When little kids dream about their future, they dream big: astronaut, musician, doctor, maybe even president.
Their ambitions are inspiring, yet as they grow, they may be guided down a more practical job path. However, Marian is encouraging students to embrace passion and purpose in preparation for a fulfilling future. In fact, Marian has been encouraging young women to become “confident, independent thinking leaders” for years, especially in male-dominated fields like STEM and politics.
Take 2001 alumna Sarah Shay Gudeman, for example.
After leaving Marian, Gudeman attended Iowa State University, where she earned a bachelor’s degree in mechanical engineering. Gudeman now works at Morrissey Engineering Inc. as a mechanical engineer and sustainability manager.
“When I started in the industry, there were far too few females in engineering. That’s changing now, but there’s still a huge demand for engineering of all types in general,” Gudeman said.
Gudeman encourages girls interested in STEM to take additional math and science classes and to “investigate different types of engineering and start making connections or following people at companies that would be of interest.”
Gudeman may be seeing a few Marian girls in engineering soon, as Marian has doubled down in its goal to balance the gender gap in STEM fields.
“Despite being in the minority, women have a very important role in STEM and I am excited to be a part of it,” senior Grace Ellis said. She plans to study civil engineering in college.
Morgan Watters graduated from Marian in 2008 and now works as a political operative at Colorado Rising in Denver.
Watters’ typical day involves working with many candidates, organizations and other consultants to organize political campaigns. “I love that I get to do work that truly, tangibly matters. I get to be a part of making our communities more equitable and bring real representation to all people,” Watters said.
Watters isn’t alone in her passion for politics.
Marian senior Callie Cavanaugh plans to study political science in college and dreams of becoming a U.S. senator.
“I’ve volunteered on political campaigns before,” Cavanaugh said. “I understand that the political process is a difficult one, so I plan to spend time working and interning for politicians I align with, running for smaller offices, and working for organizations and nonprofits that promote the issues most important to me.”
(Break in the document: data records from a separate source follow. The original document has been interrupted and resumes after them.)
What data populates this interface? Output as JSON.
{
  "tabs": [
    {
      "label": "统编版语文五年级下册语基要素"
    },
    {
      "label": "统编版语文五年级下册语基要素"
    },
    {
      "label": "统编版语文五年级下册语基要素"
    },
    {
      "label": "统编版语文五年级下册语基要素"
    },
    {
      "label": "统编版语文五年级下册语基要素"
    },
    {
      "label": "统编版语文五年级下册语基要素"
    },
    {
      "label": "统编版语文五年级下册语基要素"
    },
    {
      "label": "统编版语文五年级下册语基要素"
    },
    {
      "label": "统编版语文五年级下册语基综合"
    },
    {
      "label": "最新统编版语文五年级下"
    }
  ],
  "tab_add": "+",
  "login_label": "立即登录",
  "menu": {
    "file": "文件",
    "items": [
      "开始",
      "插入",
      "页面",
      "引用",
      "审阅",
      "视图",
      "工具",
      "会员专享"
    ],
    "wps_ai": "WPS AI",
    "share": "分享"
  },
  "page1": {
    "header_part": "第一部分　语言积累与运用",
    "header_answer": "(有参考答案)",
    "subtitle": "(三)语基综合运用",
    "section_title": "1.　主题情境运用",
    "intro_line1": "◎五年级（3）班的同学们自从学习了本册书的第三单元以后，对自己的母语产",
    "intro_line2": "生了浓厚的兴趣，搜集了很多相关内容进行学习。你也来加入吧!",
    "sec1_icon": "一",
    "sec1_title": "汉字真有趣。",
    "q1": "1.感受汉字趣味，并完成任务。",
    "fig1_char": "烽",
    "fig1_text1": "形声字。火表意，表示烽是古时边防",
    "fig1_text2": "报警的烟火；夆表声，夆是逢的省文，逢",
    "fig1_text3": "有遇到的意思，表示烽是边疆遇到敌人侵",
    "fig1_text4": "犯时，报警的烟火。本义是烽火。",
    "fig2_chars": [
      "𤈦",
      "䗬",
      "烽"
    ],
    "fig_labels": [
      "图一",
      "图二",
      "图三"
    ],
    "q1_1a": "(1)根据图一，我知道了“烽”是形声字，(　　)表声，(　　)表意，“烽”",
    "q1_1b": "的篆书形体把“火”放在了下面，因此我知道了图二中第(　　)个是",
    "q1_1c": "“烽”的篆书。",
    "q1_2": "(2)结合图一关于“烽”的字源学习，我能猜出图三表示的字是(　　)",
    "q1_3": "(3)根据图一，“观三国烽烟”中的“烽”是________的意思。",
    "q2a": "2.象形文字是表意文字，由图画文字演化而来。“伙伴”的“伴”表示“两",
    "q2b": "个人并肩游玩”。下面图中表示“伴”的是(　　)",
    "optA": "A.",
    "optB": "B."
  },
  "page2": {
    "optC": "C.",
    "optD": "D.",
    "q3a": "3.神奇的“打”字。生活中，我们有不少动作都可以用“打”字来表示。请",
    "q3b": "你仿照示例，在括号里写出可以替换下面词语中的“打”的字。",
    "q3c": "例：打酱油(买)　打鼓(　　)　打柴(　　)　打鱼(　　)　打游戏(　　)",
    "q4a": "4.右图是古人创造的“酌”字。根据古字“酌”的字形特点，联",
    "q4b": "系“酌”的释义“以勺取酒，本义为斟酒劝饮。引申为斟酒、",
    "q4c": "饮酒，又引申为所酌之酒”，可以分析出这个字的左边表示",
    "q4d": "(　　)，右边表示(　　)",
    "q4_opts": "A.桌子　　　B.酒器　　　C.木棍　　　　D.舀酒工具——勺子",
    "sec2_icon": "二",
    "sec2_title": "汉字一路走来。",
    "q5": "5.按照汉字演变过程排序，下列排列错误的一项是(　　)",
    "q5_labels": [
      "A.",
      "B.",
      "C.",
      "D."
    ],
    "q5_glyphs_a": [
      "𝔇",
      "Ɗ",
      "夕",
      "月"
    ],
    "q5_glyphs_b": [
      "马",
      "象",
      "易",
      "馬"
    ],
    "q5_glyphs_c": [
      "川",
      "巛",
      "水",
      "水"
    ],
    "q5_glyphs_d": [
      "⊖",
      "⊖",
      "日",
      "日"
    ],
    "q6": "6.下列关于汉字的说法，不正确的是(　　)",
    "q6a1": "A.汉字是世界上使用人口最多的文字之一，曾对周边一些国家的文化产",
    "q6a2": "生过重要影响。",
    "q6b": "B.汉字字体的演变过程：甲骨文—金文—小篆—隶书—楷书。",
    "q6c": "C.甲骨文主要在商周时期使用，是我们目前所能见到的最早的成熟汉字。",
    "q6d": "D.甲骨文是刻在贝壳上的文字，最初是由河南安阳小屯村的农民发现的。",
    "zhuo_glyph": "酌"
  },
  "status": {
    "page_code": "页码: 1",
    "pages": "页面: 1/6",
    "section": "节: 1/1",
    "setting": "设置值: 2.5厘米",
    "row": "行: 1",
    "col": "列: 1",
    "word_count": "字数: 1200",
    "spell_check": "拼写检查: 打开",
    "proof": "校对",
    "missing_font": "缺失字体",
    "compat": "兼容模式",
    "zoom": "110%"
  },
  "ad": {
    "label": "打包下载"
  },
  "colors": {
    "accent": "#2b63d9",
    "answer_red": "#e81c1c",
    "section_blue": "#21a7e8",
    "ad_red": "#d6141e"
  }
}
Some girls are still unsure of what they want to do with their lives, but they’re not alone. After leaving Marian in 2014, Lauren Koperski Phipps didn’t find her dream career until she graduated from the University of Nebraska at Omaha with a degree in computer science, which she uses in her work as an application developer.
“One thing that was challenging was convincing others that I wanted to and could be a programmer. Some people encouraged me to avoid programming because it’s notoriously a male-dominated field and that I could be better suited for other positions,” Phipps said. “To overcome this, I worked doubly hard and found incredible supporters at school: the teachers who believed in me.”
Since the time that Phipps graduated, Marian has added STEM-focused classes, such as computer science and programming.
Students like junior Jada Williams are benefiting from such classes, which feed her passion for computer science and software development.
“I’m interested in computer science because I think that the field is so vast... It’s constantly changing with new information and designs, and I think that’s amazing,” she said.
Marian students are optimistic about the future. “I feel like Marian is encouraging us to use our voices to make change in society,” said senior Emma Gunn, who has plans to study law and eventually become a judge.
Alumnae share this advice with current students: “It’s OK to not know what’s coming. You’ll know what you want when you see it, and when you do, go for it without hesitation,” Phipps said. “Sometimes the moments of imperfection are the bravest of all.”